Em entrevista ao “Jornal dos Sports", declarou ao repórter que seu processo “andou de mão em mão, como batata quente”. E interrogou: “Se fosse tão claro, tão definitivo assim, não acha que teria encontrado fim mais depressa? Não é estranho que se haja consumido em labirintos e só hoje venha a furo?” Herculano escreveu um livro, ainda não lido por ninguém, intitulado “A demolição de uma calúnia”. Katie, sua neta, prometeu para si mesma que um dia conseguirá publicá-lo.
— Vovô era um homem correto e digno, ligado à família. Apontava seus lápis impecavelmente com um canivete. Adorava ouvir música clássica. Lembro dele andando pela casa, enquanto a música tocava, imitando os movimentos de um maestro. Falava pouco e era muito carinhoso — lembra Katie.
Mas a maior tragédia de Herculano ainda estava por vir. Em 1961, apenas dois anos após ser inocentado das acusações, seu caçula de 20 anos caiu de mau jeito ao mergulhar da Pedra do Arpoador. Com o impacto da queda, Herculaninho ficou tetraplégico, mas não resistiu ao excesso de água nos pulmões e morreu dezoito dias depois. O garoto, único filho homem, era a alegria do pai.

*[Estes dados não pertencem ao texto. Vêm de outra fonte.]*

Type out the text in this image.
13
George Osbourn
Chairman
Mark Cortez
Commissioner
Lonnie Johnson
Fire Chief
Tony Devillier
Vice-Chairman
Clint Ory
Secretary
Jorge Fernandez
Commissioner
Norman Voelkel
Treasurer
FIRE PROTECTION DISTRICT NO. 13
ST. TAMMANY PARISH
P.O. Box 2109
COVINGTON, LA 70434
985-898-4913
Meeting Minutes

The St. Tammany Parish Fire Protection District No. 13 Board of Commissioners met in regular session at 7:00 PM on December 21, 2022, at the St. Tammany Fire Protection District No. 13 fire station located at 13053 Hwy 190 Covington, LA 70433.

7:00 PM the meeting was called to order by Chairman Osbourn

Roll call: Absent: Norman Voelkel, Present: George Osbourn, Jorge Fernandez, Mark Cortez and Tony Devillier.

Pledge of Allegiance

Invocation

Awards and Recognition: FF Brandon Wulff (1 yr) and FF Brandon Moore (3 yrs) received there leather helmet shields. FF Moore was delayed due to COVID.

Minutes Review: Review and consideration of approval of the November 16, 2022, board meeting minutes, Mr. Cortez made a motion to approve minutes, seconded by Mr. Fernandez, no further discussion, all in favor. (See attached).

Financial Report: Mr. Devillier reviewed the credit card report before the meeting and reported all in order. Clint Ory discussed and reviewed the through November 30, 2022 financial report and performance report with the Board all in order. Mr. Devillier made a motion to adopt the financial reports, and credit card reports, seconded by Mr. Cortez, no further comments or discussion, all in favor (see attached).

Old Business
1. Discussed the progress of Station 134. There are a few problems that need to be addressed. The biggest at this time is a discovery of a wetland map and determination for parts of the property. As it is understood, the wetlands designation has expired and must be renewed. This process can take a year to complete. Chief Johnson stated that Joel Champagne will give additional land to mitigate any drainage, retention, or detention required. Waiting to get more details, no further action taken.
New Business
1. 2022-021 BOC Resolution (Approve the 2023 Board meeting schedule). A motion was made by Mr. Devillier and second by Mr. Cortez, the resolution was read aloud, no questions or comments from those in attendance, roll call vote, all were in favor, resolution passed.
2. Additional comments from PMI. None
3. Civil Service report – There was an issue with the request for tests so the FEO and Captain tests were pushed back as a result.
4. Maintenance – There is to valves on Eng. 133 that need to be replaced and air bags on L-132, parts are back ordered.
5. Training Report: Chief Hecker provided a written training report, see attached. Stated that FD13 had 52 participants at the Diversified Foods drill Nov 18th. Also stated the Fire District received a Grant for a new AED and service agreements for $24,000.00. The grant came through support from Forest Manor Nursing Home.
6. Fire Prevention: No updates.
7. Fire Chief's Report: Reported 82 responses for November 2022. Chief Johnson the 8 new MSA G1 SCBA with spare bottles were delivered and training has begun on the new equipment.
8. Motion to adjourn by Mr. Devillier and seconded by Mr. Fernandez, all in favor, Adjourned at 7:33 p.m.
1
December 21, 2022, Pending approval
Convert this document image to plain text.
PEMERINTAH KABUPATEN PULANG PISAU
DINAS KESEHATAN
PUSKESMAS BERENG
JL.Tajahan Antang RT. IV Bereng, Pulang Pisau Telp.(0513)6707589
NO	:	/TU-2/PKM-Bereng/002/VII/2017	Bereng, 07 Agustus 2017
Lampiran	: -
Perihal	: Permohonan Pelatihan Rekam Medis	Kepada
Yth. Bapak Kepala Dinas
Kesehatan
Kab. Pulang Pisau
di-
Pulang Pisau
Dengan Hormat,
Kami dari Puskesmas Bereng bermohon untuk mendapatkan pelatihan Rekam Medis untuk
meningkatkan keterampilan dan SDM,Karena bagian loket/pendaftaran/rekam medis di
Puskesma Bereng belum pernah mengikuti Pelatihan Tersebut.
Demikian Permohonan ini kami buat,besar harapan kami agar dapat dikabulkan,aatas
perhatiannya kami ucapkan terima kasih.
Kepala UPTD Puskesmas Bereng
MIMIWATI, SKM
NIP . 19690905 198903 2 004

— Ele começou a beber muito. Não encontrou mais respostas na Igreja Católica e virou espírita — conta a historiadora Vânia Fragoso Pires, também sua neta.
O quarto de Herculaninho virou seu escritório. Era lá que ele passava horas e horas lendo livros kardecistas. Dois anos depois, o general sofreu uma parada cardíaca na varanda do quarto. Era 11 de janeiro de 1963, ele tinha 63 anos.
Há não muito tempo, Katie e sua família conheceram um antigo funcionário do Maracanã — Isaías Ambrósio, falecido em 2012 — contratado pelo avô. Emocionaram-se ao ouvir dele que via Herculano, pois seu espírito ainda vagava pelo estádio.